12. The compound according to claim 11, characterized in that it is an antisense sequence of a polynucleotide sequence or a fragment thereof as shown in SEQ ID NO: 1.

13. The use of the compound according to claim 11, characterized in that the compound is used for a method for regulating the activity of cyclin-dependent kinase-CDK411 in vivo and in vitro.

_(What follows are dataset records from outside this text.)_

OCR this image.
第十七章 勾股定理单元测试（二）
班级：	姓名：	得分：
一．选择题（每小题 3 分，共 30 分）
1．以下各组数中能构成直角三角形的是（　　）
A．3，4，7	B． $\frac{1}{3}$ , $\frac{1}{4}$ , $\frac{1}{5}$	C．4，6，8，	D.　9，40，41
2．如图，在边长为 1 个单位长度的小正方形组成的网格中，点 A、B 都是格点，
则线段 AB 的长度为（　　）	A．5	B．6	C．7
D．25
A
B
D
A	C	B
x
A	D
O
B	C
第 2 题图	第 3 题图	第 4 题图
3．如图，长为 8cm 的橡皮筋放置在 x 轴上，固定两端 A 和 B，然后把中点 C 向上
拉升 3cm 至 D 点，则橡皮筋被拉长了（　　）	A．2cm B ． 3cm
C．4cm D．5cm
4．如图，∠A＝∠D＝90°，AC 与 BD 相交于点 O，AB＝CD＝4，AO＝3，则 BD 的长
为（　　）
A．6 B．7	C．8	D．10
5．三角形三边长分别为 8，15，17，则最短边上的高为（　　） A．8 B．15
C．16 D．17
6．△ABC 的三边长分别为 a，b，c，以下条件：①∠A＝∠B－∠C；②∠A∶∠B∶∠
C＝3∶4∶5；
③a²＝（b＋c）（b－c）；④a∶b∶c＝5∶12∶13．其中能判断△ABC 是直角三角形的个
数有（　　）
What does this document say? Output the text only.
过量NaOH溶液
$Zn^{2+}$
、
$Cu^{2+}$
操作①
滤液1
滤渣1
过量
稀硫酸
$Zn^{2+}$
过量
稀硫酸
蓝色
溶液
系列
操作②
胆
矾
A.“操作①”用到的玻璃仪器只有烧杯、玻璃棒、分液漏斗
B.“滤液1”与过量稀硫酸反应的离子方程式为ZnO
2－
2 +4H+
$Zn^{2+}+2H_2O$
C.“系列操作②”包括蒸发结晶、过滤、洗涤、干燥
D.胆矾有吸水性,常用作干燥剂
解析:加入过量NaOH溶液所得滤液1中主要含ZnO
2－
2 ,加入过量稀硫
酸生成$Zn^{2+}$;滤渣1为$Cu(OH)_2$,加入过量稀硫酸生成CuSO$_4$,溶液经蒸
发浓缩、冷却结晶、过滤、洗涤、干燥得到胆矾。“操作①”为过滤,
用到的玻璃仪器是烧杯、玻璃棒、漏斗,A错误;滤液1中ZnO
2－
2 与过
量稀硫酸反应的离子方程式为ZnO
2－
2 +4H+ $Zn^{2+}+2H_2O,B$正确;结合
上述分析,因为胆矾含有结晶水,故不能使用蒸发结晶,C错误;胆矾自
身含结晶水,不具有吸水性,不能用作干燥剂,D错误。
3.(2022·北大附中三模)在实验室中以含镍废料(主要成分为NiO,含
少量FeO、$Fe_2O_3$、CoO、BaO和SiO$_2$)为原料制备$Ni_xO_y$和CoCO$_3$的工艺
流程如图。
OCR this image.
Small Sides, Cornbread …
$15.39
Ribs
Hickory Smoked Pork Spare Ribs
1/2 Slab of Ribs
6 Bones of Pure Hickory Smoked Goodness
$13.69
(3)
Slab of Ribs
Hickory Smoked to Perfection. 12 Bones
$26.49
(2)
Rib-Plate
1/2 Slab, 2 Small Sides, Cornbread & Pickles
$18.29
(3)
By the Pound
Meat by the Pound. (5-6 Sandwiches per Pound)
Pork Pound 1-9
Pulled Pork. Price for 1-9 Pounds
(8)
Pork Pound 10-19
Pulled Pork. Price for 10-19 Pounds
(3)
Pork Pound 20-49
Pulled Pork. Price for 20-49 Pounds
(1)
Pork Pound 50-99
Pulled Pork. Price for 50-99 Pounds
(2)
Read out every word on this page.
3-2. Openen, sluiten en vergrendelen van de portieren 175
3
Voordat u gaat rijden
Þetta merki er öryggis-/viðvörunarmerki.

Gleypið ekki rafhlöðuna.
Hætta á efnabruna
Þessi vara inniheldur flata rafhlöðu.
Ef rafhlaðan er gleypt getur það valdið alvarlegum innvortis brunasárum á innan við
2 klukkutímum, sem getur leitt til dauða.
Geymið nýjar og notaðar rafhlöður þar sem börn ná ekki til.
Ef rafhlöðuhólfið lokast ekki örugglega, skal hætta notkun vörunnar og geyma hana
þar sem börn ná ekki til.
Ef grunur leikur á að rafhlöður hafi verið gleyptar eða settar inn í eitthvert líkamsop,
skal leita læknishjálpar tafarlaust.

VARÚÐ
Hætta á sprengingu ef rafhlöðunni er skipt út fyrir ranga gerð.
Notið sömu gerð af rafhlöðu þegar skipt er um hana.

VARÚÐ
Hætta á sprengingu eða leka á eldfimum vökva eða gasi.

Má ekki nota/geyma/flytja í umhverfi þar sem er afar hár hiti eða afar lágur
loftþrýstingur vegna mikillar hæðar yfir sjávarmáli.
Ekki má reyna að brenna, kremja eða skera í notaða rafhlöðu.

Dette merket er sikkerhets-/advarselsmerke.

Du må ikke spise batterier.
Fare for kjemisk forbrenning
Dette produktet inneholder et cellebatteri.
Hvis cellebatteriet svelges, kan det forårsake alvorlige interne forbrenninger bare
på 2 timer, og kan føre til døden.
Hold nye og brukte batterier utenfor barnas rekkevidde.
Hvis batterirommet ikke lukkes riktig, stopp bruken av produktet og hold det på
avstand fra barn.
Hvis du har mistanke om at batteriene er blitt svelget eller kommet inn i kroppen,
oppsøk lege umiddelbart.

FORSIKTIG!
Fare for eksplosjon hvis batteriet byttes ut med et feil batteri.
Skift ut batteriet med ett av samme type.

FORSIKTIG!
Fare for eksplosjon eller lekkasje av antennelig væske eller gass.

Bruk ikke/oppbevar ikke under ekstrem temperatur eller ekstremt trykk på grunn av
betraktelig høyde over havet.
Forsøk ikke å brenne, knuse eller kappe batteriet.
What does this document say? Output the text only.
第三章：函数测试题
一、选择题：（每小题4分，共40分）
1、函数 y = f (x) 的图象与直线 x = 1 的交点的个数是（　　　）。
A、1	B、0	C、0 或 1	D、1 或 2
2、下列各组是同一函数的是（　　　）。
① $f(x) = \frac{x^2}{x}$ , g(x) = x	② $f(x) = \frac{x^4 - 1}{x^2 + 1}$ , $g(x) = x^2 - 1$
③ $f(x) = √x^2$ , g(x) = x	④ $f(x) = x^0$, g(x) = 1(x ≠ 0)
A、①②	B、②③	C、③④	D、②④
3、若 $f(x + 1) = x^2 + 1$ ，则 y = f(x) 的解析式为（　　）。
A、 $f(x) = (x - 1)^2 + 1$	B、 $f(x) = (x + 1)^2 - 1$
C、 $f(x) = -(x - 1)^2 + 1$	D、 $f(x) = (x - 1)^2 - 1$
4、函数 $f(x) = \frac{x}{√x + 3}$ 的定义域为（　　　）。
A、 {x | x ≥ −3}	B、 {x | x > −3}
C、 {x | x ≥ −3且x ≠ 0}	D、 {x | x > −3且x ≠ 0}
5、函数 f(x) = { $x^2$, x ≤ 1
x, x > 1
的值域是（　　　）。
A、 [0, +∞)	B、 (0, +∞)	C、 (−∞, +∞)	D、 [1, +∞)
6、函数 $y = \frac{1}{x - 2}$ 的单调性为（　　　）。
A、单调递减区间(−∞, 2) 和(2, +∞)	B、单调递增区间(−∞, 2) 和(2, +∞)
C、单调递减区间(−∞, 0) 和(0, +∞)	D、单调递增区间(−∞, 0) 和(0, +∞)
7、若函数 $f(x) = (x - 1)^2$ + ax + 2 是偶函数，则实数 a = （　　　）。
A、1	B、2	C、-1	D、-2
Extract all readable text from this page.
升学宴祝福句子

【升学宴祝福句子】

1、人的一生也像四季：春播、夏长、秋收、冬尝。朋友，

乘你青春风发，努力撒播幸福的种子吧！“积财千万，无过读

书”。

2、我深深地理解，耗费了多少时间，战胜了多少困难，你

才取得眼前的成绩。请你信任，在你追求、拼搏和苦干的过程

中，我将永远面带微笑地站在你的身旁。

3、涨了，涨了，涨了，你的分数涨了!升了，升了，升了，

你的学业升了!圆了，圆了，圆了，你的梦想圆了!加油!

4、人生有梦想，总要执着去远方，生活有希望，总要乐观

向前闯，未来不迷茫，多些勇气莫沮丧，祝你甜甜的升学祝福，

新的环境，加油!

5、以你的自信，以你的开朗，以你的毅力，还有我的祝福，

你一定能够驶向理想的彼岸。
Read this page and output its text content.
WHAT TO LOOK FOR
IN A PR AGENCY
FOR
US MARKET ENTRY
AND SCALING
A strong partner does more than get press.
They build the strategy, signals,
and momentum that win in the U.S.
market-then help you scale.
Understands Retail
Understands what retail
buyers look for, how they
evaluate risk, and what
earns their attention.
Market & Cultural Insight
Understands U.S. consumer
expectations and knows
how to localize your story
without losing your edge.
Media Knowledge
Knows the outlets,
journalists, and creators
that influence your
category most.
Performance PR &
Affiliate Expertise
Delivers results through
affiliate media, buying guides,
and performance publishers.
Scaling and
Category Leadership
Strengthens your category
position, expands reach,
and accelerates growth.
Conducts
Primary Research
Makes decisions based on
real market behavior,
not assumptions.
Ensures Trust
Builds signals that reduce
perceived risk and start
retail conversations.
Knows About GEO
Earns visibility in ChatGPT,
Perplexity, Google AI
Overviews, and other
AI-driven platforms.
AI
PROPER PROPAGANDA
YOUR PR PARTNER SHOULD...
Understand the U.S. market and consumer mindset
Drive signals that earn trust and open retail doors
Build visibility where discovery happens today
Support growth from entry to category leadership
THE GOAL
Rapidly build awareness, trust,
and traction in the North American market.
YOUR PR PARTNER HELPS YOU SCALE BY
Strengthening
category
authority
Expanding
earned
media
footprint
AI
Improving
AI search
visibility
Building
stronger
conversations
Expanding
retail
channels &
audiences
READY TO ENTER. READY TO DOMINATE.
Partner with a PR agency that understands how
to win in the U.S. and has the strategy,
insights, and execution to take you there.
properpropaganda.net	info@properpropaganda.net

14. A method for detecting a disease or susceptibility to a polypeptide according to any one of claims 1 to 3, characterized in that it comprises detecting the expression level of the polypeptide, or detecting the polypeptide Activity, or detecting a nucleotide variation in a polynucleotide that causes abnormal expression or activity of the polypeptide.

15. The use of the polypeptide according to any of claims 1-3, which is characterized in that it is used for screening mimics, agonists, antagonists or inhibitors of cyclin-dependent kinase-CDK411; or Identification of peptide fingerprints.

16. The application of the nucleic acid molecule according to any of the claims 4-6, characterized in that it is used as a primer for a nucleic acid amplification reaction, or as a probe for a hybridization reaction, or for manufacturing Gene chip or microarray.

17. The use of the polypeptide, polynucleotide or compound according to any one of claims 1-6 and 11, characterized in that the polypeptide, polynucleotide or mimetic, agonist, The antagonist or inhibitor is composed of a safe and effective dose with a pharmaceutically acceptable carrier as a pharmaceutical composition for diagnosing or treating a disease associated with an abnormality of cyclin-dependent kinase-CDK411.

18. The use of a polypeptide, polynucleotide or compound according to any one of claims 1-6 and 11, characterized in that the polypeptide, polynucleotide or compound is used for preparing for treating malignant tumors, blood, etc. Disease, HIV infection and immune diseases and drugs of various inflammations.